Status as on 13/09/2019
The union cabinet in its meeting has given approval to 7 new amendments in the Insolvency and Bankruptcy Code 2016 (IBC) which will allow the government to stick to strict timelines, and along with that, maximize the value of an insolvent entity from the resolution plan as a going concern. Among these amendments most important one is, Cabinet cleared that the resolution process has to be completed within 330 days.
This amendment is been made as one in every three cases running in the NCLT had crossed its 270 days deadline of the Corporate Insolvency Resolution Process (CIRP) and the delay is usually on the part of the Court Process. It is largely getting delayed on the basis of frivolous litigation and the delay between the CoC’s approval of a plan and the NCLT bench approval, these delays been causing a huge amount of Financial loss to the clients (lenders) it could be Financial & operational Creditor any and also in the revival of the company which is the main endeavor to achieve of the Insolvency proceedings and the aim of the IBC 2016.
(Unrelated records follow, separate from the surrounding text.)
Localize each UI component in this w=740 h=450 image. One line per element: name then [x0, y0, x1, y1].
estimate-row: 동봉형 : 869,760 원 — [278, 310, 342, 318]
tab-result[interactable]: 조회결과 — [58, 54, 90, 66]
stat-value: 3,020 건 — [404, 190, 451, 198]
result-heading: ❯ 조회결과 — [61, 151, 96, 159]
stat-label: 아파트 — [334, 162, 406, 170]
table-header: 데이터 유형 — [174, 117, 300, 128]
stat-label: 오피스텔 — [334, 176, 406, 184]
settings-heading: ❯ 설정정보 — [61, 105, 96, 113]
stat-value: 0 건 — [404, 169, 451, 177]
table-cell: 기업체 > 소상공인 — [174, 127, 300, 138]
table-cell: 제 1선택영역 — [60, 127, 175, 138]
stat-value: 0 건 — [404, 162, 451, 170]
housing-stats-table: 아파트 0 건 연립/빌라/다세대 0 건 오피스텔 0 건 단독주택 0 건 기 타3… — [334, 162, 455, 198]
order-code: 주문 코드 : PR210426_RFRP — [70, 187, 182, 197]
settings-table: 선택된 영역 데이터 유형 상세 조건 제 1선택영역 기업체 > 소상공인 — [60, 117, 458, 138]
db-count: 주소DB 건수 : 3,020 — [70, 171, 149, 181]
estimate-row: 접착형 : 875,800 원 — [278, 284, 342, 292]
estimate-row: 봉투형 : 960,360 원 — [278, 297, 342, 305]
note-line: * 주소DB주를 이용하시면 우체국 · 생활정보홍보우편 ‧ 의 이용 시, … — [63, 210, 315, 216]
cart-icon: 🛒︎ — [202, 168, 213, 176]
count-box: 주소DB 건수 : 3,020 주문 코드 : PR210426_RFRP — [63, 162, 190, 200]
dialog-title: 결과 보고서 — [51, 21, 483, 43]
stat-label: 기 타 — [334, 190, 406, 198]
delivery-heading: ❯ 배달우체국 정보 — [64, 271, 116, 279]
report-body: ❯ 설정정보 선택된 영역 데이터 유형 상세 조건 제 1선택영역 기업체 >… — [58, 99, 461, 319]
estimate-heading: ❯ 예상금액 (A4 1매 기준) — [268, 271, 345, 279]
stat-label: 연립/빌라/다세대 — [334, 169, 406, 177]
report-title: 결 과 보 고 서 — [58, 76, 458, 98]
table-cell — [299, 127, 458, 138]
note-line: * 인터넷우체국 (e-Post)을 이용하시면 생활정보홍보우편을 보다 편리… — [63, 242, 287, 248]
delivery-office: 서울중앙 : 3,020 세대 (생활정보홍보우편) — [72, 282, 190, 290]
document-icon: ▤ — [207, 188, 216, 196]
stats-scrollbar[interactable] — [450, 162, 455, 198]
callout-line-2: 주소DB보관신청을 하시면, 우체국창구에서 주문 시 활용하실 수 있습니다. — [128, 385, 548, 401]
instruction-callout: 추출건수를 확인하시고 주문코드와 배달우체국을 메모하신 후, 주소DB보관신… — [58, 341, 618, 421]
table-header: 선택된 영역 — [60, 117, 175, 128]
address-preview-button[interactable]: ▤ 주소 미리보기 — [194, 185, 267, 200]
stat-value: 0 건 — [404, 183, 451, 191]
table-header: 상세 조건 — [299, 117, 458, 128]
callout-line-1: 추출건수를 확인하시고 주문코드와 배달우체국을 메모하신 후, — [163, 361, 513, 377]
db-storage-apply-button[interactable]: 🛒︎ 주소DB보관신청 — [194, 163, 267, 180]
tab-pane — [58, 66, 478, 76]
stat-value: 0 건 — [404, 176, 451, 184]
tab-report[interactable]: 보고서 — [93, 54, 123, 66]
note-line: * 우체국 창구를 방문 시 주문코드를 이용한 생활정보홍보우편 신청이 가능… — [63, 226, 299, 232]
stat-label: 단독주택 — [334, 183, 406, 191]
The Union cabinet cleared major changes to the Insolvency and Bankruptcy law that will enforce a strict 330-day timeline for the Corporate Insolvency Resolution Process (CIRP), including any legal challenges, and uphold secured creditors’ priority right on the sale or liquidation proceeds of bankrupt companies. Lok Sabha and Rajya Sabha had already passed the bills in their respective houses and will now prevail within the country. Earlier the Corporate Insolvency Resolution Process deadline was 270 days span of time from the date a case had been admitted to bankruptcy. But now after the amendment, the deadline will raise up-to a span of 330 days which applies to judges as well to complete the process within the span of time provided and these another 60 days have been given so that courts can settle last-minute litigation.
This new upcoming amendment will surely resolve the issues faster and the judges will also be bound to complete the process within the given span of time and the revival of the Corporate Debtor can also be made on time by which the Financial and Operational Creditor will not suffer huge financial loss due to the delay in the process.